Дешифровка снимков ИСЗ действительно подтверждала, что к югу от 70° начинают попадаться многолетние льды. Но в секторе 140-160° з. д. их меньше всего. Их основное ядро располагалось ближе к центральной части моря Росса, западнее 160° з. д. И капитан ледокола Геннадий Антохин и начальник экспедиции Артур Чилингаров неоднократно пытались в докладах Андрея Проворкина уловить хоть тень сомнения именно в таком распределении льдов. Мера их ответственности за успех нашего предприятия была очень велика. Но Андрей пожимал плечами и говорил, тыча в снимок желтым от химикатов пальцем: «Да нет их (старых льдов – А. К.) здесь.

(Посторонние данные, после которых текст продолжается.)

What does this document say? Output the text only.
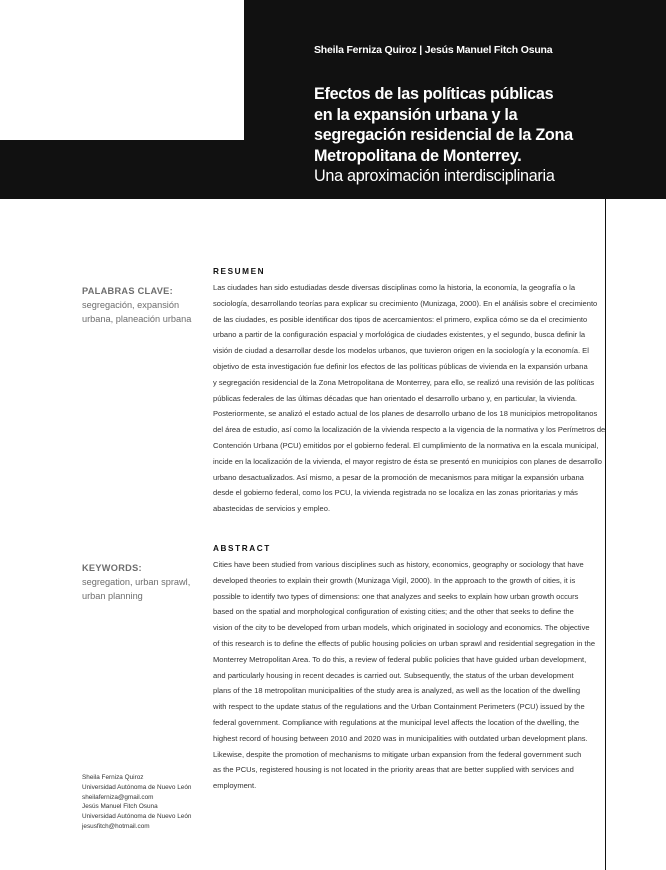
183
Sheila Ferniza Quiroz | Jesús Manuel Fitch Osuna
Efectos de las políticas públicas
en la expansión urbana y la
segregación residencial de la Zona
Metropolitana de Monterrey.
Una aproximación interdisciplinaria
PALABRAS CLAVE:
segregación, expansión
urbana, planeación urbana
KEYWORDS:
segregation, urban sprawl,
urban planning
RESUMEN
Las ciudades han sido estudiadas desde diversas disciplinas como la historia, la economía, la geografía o la
sociología, desarrollando teorías para explicar su crecimiento (Munizaga, 2000). En el análisis sobre el crecimiento
de las ciudades, es posible identificar dos tipos de acercamientos: el primero, explica cómo se da el crecimiento
urbano a partir de la configuración espacial y morfológica de ciudades existentes, y el segundo, busca definir la
visión de ciudad a desarrollar desde los modelos urbanos, que tuvieron origen en la sociología y la economía. El
objetivo de esta investigación fue definir los efectos de las políticas públicas de vivienda en la expansión urbana
y segregación residencial de la Zona Metropolitana de Monterrey, para ello, se realizó una revisión de las políticas
públicas federales de las últimas décadas que han orientado el desarrollo urbano y, en particular, la vivienda.
Posteriormente, se analizó el estado actual de los planes de desarrollo urbano de los 18 municipios metropolitanos
del área de estudio, así como la localización de la vivienda respecto a la vigencia de la normativa y los Perímetros de
Contención Urbana (PCU) emitidos por el gobierno federal. El cumplimiento de la normativa en la escala municipal,
incide en la localización de la vivienda, el mayor registro de ésta se presentó en municipios con planes de desarrollo
urbano desactualizados. Así mismo, a pesar de la promoción de mecanismos para mitigar la expansión urbana
desde el gobierno federal, como los PCU, la vivienda registrada no se localiza en las zonas prioritarias y más
abastecidas de servicios y empleo.
ABSTRACT
Cities have been studied from various disciplines such as history, economics, geography or sociology that have
developed theories to explain their growth (Munizaga Vigil, 2000). In the approach to the growth of cities, it is
possible to identify two types of dimensions: one that analyzes and seeks to explain how urban growth occurs
based on the spatial and morphological configuration of existing cities; and the other that seeks to define the
vision of the city to be developed from urban models, which originated in sociology and economics. The objective
of this research is to define the effects of public housing policies on urban sprawl and residential segregation in the
Monterrey Metropolitan Area. To do this, a review of federal public policies that have guided urban development,
and particularly housing in recent decades is carried out. Subsequently, the status of the urban development
plans of the 18 metropolitan municipalities of the study area is analyzed, as well as the location of the dwelling
with respect to the update status of the regulations and the Urban Containment Perimeters (PCU) issued by the
federal government. Compliance with regulations at the municipal level affects the location of the dwelling, the
highest record of housing between 2010 and 2020 was in municipalities with outdated urban development plans.
Likewise, despite the promotion of mechanisms to mitigate urban expansion from the federal government such
as the PCUs, registered housing is not located in the priority areas that are better supplied with services and
employment.
Sheila Ferniza Quiroz
Universidad Autónoma de Nuevo León
sheilaferniza@gmail.com
Jesús Manuel Fitch Osuna
Universidad Autónoma de Nuevo León
jesusfitch@hotmail.com
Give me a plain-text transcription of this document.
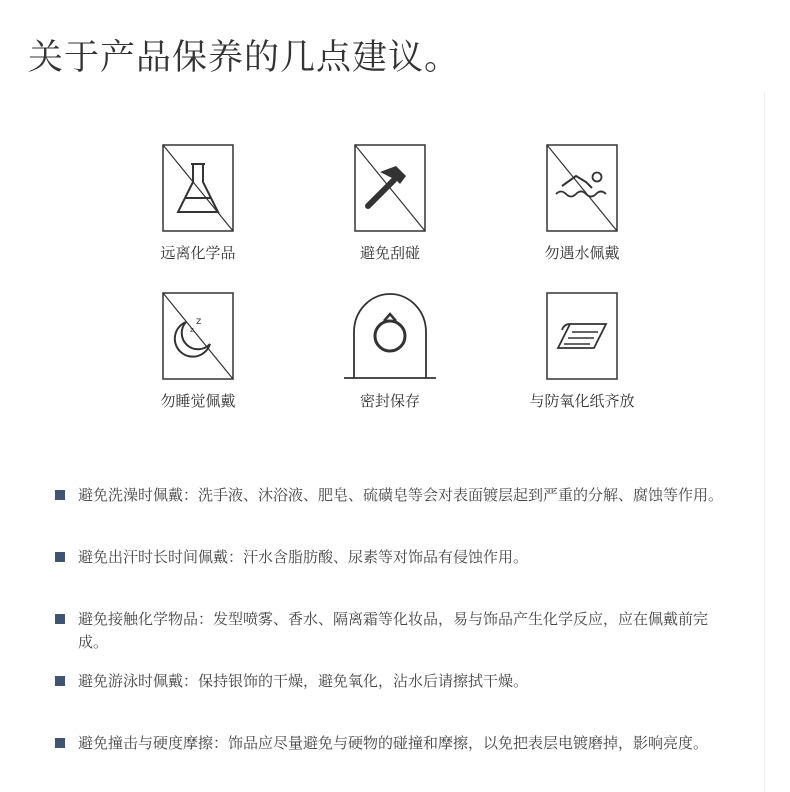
关于产品保养的几点建议。
远离化学品	避免刮碰	勿遇水佩戴
z
z
勿睡觉佩戴	密封保存	与防氧化纸齐放
避免洗澡时佩戴：洗手液、沐浴液、肥皂、硫磺皂等会对表面镀层起到严重的分解、腐蚀等作用。
避免出汗时长时间佩戴：汗水含脂肪酸、尿素等对饰品有侵蚀作用。
避免接触化学物品：发型喷雾、香水、隔离霜等化妆品，易与饰品产生化学反应，应在佩戴前完成。
避免游泳时佩戴：保持银饰的干燥，避免氧化，沾水后请擦拭干燥。
避免撞击与硬度摩擦：饰品应尽量避免与硬物的碰撞和摩擦，以免把表层电镀磨掉，影响亮度。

Вы же видите – вот она где, белая рябь, начинается, а здесь все серенькое да черненькое – льды молодые… Ну попадется, конечно, пара полей посолидней, спутник тоже всего увидеть не может».

Распрощавшись с «Павлом Корчагиным», капитан «Владивостока» проложил курс прямо на «Михаила Сомова», и мы пошли кратчайшим путем – напрямую почти по 150-му меридиану.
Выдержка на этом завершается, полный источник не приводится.